Saturday, June 10 In the early morning, the winds backed from north to west. At 0830, we contacted HALIMEDA and exchanged positions. She was at 34-26N by 69-19W and we were at 35-40N by 71-44W. This plot revealed we remained 140nm to the northeast, ahead of HALIMEDA. After clean up, the winds increased to 10 knots WSW and we were able to make good speed under sail. During the day, the winds backed further to SW and we were really making some speed, reaching off 15-21 knot winds. It was a really great sailing day.
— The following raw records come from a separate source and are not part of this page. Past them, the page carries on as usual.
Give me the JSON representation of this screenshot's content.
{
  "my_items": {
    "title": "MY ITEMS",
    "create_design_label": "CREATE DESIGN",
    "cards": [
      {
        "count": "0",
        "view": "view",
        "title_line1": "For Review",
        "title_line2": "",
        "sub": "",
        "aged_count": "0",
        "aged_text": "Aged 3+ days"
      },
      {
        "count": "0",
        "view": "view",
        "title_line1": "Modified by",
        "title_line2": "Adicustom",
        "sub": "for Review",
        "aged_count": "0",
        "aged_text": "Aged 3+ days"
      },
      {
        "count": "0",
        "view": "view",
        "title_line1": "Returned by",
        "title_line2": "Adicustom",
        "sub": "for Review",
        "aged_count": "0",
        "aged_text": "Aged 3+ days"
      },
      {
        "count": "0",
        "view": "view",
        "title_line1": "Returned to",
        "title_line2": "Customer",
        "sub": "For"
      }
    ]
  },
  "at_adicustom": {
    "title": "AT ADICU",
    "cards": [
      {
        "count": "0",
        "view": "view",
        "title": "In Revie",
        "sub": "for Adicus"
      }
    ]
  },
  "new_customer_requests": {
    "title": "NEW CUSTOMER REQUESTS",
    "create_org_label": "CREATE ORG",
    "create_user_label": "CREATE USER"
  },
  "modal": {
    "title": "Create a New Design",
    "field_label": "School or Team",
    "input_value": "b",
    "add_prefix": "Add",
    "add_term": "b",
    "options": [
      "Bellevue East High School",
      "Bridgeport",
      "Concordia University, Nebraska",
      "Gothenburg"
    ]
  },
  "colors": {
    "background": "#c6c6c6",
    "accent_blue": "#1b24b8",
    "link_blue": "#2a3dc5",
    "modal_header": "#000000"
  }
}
Sunday, June 11 At 0100, we turned on the engine to motor sail to point higher. Going north to catch that cold eddy current boost had driven us too far north. Now that the winds had gone to the WSW, we were fighting to keep on course for CBJ (Chesapeake Bay Junction buoy) and avoid a tack. We continued to motor sail through the night to stay as far south (high on the wind) as possible. By 0800, the winds picked up and we were able to unfurl the genoa, secure the engine and enjoy a beautiful sail. At 0830, we contacted HALIMEDA on SSB. She was at 35-33N by 71-54W and we were at 36-41N by 74-23W, still over 138 nm behind us. GRAINNE was really holding her own in terms of over all boat speed and distance covered by whatever means, granted that we had been using the engine some during the night. We were thankful to the wind god for moving his puffs south and saving us a tack.
At 2205, Bobby contacted U.S. Customs via cell phone and we were able to clear by phone so we could leave the boat to shower ashore as soon as we docked GRAINNE properly. That was a pleasant thought! At 2145, we had the CBJ buoy on our beam, the official start and end of our DR plot.
Monday, June 12 By 0010, we were tied up at Taylor’s Landing Marina, tired, but pleased with the efficiency of our passage. We then took a much needed nap. Statistically, we had covered 643 nm through the water in 4 days, 15 hours and 45 minutes. During this voyage, we had used the engine for a total of only 32.9 hours, and a good number of these had been for battery charging.